Miko, for her part, had not wished so much to see Bhatterji fail, as to see him upstaged. She had never cared about the sail, as such. She had cared about Bhatterji, in that strange inverted way that the disappointed have of regarding what they once had craved. That Corrigan’s hopes had been crushed by that detestable man was one more sin against him. She could bear Corrigan’s disappointment in fact much less well than could Corrigan himself; but that was because she loved something that he did not.
“There’s still the calibration burns,” Satterwaithe said later when the Thursday Group met privately to review the schedule. “He’s only got four days left to calibrate both engines. I don’t think he can do it.”
“The mast needs dressing,” Corrigan reminded her. “And the same four days.”
“So we just crunch our schedule a little more than he does his.”
“I’ll take Okoye and Hidei out tonight,” Ratline said.

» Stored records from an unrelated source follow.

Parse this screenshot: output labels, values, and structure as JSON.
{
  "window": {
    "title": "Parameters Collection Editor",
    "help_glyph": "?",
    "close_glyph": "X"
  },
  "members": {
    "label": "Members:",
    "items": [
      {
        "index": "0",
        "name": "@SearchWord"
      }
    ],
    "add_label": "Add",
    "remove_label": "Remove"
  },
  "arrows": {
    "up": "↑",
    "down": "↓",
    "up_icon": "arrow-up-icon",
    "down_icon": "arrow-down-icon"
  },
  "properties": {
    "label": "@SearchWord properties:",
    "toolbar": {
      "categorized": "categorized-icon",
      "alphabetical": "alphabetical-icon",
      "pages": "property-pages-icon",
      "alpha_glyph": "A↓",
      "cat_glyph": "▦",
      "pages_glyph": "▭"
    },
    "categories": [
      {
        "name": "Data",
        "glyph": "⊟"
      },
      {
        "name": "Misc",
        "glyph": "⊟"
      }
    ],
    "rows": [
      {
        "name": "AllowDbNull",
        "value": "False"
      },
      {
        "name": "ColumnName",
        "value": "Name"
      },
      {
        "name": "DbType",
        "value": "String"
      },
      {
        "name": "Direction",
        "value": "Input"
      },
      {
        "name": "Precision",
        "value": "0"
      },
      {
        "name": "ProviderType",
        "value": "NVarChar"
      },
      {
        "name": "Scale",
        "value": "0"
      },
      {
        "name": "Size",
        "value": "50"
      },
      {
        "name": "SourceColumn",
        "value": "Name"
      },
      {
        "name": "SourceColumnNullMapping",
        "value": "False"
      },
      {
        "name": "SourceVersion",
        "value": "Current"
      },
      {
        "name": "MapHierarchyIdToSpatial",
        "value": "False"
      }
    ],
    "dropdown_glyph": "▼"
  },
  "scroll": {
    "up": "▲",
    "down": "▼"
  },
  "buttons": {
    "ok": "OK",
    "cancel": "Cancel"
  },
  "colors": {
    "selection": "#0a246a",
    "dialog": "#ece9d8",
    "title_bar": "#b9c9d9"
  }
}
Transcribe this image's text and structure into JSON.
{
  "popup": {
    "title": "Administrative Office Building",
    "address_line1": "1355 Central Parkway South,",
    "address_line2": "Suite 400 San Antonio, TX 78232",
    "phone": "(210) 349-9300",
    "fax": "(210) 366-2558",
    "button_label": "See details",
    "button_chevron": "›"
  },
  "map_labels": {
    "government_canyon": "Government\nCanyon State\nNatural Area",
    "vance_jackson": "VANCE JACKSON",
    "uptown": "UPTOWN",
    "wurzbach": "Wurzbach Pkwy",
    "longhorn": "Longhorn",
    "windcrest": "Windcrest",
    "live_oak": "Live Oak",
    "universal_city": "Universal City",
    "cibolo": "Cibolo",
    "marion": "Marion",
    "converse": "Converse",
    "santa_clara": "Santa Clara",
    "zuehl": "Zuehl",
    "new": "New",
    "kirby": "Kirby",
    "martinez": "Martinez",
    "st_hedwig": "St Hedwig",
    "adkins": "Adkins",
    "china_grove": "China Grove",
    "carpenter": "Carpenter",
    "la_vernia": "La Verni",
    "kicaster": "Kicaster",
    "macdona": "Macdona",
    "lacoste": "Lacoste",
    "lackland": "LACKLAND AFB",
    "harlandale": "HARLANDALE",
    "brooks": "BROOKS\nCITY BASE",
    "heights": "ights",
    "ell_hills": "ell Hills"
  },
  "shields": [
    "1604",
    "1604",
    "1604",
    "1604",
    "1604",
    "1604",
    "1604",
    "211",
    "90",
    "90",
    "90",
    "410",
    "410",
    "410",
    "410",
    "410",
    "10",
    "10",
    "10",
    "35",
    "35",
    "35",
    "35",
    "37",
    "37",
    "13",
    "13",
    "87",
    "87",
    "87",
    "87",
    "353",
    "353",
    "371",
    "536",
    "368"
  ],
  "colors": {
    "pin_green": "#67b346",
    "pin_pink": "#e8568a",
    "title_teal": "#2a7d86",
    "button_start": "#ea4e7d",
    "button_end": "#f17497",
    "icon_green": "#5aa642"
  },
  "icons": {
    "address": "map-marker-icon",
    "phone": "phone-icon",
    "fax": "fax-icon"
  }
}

“They’re both worn out,” Corrigan cautioned him.
Ratline grinned. “Our team doesn’t have good depth on the bench, does it?” he said. “You want I should put Grubb or your Lotus Jewel out there?”
The idea of Grubb on the mast terrified Corrigan. Grubb’s milieu was the microscopic, and there admittedly he excelled; but any machine visible to the naked eye tended to baffle him. As for The Lotus Jewel, she had not spoken to him other than officially for days and, while she had resuscitated the old sail-handling software for them, he could not envision her doing heavy physical work. In this he was mistaken, but his hesitancy grew from a reluctance to confront her personally and not from any realistic assessment of her capabilities. “I’ll go out myself,” he said, taking the easier course. “I can dress a mast as well an anyone.”